On Sun, 2010-12-05 at 14:13 +0100, RedShift wrote:
On 12/05/10 12:50, Rudi Ahlers wrote:
Seeing as IPV4 is near it's end of life (http://www.internetnews.com/infra/article.php/3915471/IPv4+Nearing+Final+Day...), I'm curios as who know whether everyone is ready for the changeover to IPV6? Is anyone using it in production already, and what are your experiences with it?
Haven't switched yet, I have IPv6 at home using sixxs. IMO the slow adoption is caused by the complexity IPv6 brings. They should have just modified IP to use 128 bits addresses and leave the rest as is.
Disagree, IPv4 at this point is a whole heap of hacks. IPv6 throws out lots of crap and provides for much better performance [routing IPv6 requires much less horsepower than routing IPv4].
For example, what is the use of a link scoped IPv6 address? Why would you want to assign an IP address to yourself that's of no use at all?
It is incredibly useful. There is a lot of traffic that is only relevant to the local-link. Now two computers on the same wire can communicate automatically - true zero-configuration. IPv6 uses link-local for neighbor discovery. Remember IPV6 does not use ARP.
I can't even figure out what address ranges are reserved for private use, is there even such a concept in IPv6?
None, and no. There is no exact equivalent - thank goodness.

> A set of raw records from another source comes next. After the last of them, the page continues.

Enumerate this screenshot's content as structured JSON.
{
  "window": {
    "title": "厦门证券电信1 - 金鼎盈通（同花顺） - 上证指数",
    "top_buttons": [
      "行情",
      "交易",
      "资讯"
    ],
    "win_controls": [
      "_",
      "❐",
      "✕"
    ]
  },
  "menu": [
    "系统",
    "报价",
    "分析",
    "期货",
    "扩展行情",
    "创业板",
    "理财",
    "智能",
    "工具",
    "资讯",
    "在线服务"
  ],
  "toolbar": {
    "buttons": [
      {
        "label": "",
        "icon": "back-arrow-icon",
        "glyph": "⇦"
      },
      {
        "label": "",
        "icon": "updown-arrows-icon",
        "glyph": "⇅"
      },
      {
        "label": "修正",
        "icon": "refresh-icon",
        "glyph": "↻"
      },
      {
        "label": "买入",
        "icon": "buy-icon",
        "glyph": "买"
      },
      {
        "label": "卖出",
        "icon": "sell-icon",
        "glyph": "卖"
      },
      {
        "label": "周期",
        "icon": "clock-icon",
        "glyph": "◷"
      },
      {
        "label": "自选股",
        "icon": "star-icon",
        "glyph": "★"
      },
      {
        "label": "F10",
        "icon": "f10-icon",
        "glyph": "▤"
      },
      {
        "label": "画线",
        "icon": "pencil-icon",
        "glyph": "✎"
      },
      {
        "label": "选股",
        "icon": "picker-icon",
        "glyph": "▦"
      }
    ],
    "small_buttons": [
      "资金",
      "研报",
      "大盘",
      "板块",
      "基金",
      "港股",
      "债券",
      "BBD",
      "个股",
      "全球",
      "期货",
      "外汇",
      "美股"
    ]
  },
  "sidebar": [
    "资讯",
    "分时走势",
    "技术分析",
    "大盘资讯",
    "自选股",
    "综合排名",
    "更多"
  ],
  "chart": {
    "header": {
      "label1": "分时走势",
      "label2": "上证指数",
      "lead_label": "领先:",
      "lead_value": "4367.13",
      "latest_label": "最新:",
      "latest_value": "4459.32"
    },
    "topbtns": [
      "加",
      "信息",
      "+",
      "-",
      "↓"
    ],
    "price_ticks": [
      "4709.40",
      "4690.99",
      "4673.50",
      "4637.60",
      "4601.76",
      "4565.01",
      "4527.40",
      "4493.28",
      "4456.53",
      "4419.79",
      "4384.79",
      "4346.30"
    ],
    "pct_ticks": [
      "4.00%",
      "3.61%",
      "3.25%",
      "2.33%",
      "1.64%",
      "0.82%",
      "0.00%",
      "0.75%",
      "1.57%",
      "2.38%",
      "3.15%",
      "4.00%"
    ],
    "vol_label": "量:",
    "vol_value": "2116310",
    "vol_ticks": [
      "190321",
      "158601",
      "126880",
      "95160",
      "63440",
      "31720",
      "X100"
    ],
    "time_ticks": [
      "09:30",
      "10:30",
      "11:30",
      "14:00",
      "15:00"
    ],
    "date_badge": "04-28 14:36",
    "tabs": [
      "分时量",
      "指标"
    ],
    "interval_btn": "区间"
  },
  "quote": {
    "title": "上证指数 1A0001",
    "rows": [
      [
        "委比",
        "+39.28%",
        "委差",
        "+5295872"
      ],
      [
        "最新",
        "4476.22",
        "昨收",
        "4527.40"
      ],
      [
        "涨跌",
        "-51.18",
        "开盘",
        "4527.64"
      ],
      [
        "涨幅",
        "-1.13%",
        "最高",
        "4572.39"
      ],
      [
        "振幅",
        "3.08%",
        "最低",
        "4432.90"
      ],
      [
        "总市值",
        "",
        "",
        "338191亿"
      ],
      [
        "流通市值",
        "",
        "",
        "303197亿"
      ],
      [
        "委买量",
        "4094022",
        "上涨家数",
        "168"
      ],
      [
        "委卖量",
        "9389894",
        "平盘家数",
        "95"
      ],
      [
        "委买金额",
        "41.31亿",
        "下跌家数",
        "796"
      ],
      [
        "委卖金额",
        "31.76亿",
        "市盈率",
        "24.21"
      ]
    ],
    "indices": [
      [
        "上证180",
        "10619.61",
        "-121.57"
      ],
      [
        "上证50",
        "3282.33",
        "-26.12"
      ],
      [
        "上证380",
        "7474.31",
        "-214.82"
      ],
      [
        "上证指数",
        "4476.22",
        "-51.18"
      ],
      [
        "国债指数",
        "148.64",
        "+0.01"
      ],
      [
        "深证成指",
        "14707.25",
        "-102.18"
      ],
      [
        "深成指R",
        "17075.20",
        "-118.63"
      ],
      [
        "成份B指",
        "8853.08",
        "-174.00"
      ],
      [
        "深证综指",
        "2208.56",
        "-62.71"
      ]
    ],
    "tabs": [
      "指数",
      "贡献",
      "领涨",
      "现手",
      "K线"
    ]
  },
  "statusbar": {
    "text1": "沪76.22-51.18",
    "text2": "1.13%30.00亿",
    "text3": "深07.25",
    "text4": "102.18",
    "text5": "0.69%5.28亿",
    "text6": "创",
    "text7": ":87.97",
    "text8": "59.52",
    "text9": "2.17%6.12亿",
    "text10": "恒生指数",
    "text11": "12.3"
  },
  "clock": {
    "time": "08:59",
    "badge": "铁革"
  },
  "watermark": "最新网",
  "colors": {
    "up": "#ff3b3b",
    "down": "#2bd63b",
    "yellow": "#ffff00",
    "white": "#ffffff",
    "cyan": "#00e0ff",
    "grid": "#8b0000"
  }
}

Everyone using 192.168.1.x and NAT is a real pain.
I know that IPv6 is supposed to allow every address to be publicly route-able but having your computers in private ranges and use NAT has big advantages towards security.
NO NO NO NO NO NO NO and NO! (*@!^&*@$ &@*^*&$@ &*@^*&@ How many times does this have to be explained??? NAT *IS* *NOT* a @*(&^*(^@(*@ security tool. It isn't. Stop saying it is. You use *firewalls* for security. Just block ingress traffic and you are just as well off as you are on NAT - and odds are in your NAT configure you are doing that already. All you do is eliminate the hacks, performance penalty, and interoperability problems created by NAT. NAT is a *problem*, not a solution for anything other than a deficient network protocol.
And what about this arbitrarily chosen /64 subnet? So we're returning back to classfull routing?
Yes, thank goodness. No more ridiculously tedious netmasks.
Stateless auto-configuration is a useless feature, just like APIPA. I much prefer DHCP and thankfully it still exists for v6.
Correct, nothing is lost, things are gained. All to the good.